At the turn of the nineteenth century, when the word "capital" first found its way into the vocabulary of mid-Hudson Valley residents, the term irrevocably marked the profound change that had transformed the region from an inward-looking, rural community into a participant in an emerging market economy.
In Farm, Shop, Landing Martin Bruegel turns his attention to the daily lives of merchants, artisans, and farmers who lived and worked along the Hudson River in the decades following the American Revolution to explain how the seeds of capitalism were spread on rural U.S. soil.
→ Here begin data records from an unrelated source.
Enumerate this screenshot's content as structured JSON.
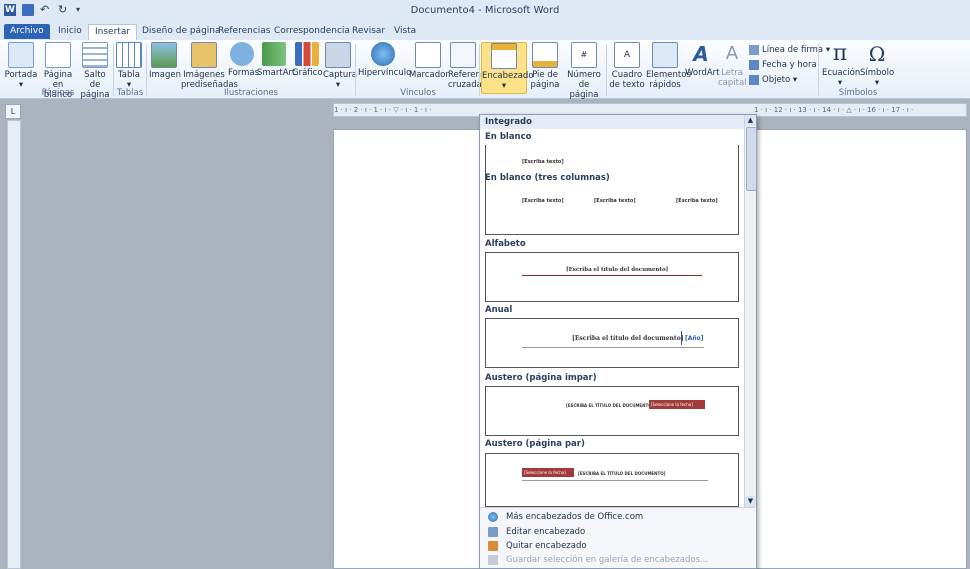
{
  "window": {
    "title": "Documento4 - Microsoft Word"
  },
  "tabs": [
    "Archivo",
    "Inicio",
    "Insertar",
    "Diseño de página",
    "Referencias",
    "Correspondencia",
    "Revisar",
    "Vista"
  ],
  "ribbon": {
    "buttons": {
      "portada": "Portada",
      "pagina_en_blanco_1": "Página",
      "pagina_en_blanco_2": "en blanco",
      "salto_de_pagina_1": "Salto de",
      "salto_de_pagina_2": "página",
      "tabla": "Tabla",
      "imagen": "Imagen",
      "imagenes_prediseñadas_1": "Imágenes",
      "imagenes_prediseñadas_2": "prediseñadas",
      "formas": "Formas",
      "smartart": "SmartArt",
      "grafico": "Gráfico",
      "captura": "Captura",
      "hipervinculo": "Hipervínculo",
      "marcador": "Marcador",
      "referencia_cruzada_1": "Referencia",
      "referencia_cruzada_2": "cruzada",
      "encabezado": "Encabezado",
      "pie_de_pagina_1": "Pie de",
      "pie_de_pagina_2": "página",
      "numero_de_pagina_1": "Número de",
      "numero_de_pagina_2": "página",
      "cuadro_de_texto_1": "Cuadro",
      "cuadro_de_texto_2": "de texto",
      "elementos_rapidos_1": "Elementos",
      "elementos_rapidos_2": "rápidos",
      "wordart": "WordArt",
      "letra_capital_1": "Letra",
      "letra_capital_2": "capital",
      "linea_de_firma": "Línea de firma",
      "fecha_y_hora": "Fecha y hora",
      "objeto": "Objeto",
      "ecuacion": "Ecuación",
      "simbolo": "Símbolo"
    },
    "groups": {
      "paginas": "Páginas",
      "tablas": "Tablas",
      "ilustraciones": "Ilustraciones",
      "vinculos": "Vínculos",
      "simbolos": "Símbolos"
    }
  },
  "ruler": {
    "ticks": "1 · ı · 2 · ı · 1 · ı · ▽ · ı · 1 · ı ·",
    "ticks_right": "1 · ı · 12 · ı · 13 · ı · 14 · ı · △ · ı · 16 · ı · 17 · ı ·"
  },
  "gallery": {
    "header": "Integrado",
    "items": [
      {
        "title": "En blanco",
        "placeholder": "[Escriba texto]"
      },
      {
        "title": "En blanco (tres columnas)",
        "placeholder": "[Escriba texto]"
      },
      {
        "title": "Alfabeto",
        "placeholder": "[Escriba el título del documento]"
      },
      {
        "title": "Anual",
        "placeholder": "[Escriba el título del documento]",
        "extra": "[Año]"
      },
      {
        "title": "Austero (página impar)",
        "placeholder": "[ESCRIBA EL TÍTULO DEL DOCUMENTO]",
        "extra": "[Seleccione la fecha]"
      },
      {
        "title": "Austero (página par)",
        "placeholder": "[ESCRIBA EL TÍTULO DEL DOCUMENTO]",
        "extra": "[Seleccione la fecha]"
      }
    ],
    "menu": {
      "mas": "Más encabezados de Office.com",
      "editar": "Editar encabezado",
      "quitar": "Quitar encabezado",
      "guardar": "Guardar selección en galería de encabezados..."
    }
  },
  "colors": {
    "accent_file": "#2c64b8",
    "selected": "#fce38a",
    "alfabeto_line": "#8b2a2a",
    "austero_red": "#a33a3a",
    "anual_blue": "#2c5aa0"
  }
}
Combining theoretical rigor with extensive archival research, Bruegel's account diverges from other historiographies of nineteenth-century economic development.
It challenges the assumption that the coexistence of long-distance trade, private property, and entrepreneurial activity lead to one inescapable outcome: a market economy either wholeheartedly embraced or entirely rejected by its members.
When Bruegel tells the story of farmer William Coventry struggling in the face of bad harvests, widow Mary Livingston battling her tenants, blacksmith Samuel Fowks perfecting the cast-iron plough, and Hannah Bushnell sending her butter to market, Bruegel shows that the social conventions of a particular community, and the real struggles and hopes of individuals, actively mold the evolving economic order.
Ultimately, then, Farm, Shop, Landing suggests that the process of modernization must be understood as the result of the simultaneous and often contentious interplay of social and economic spheres.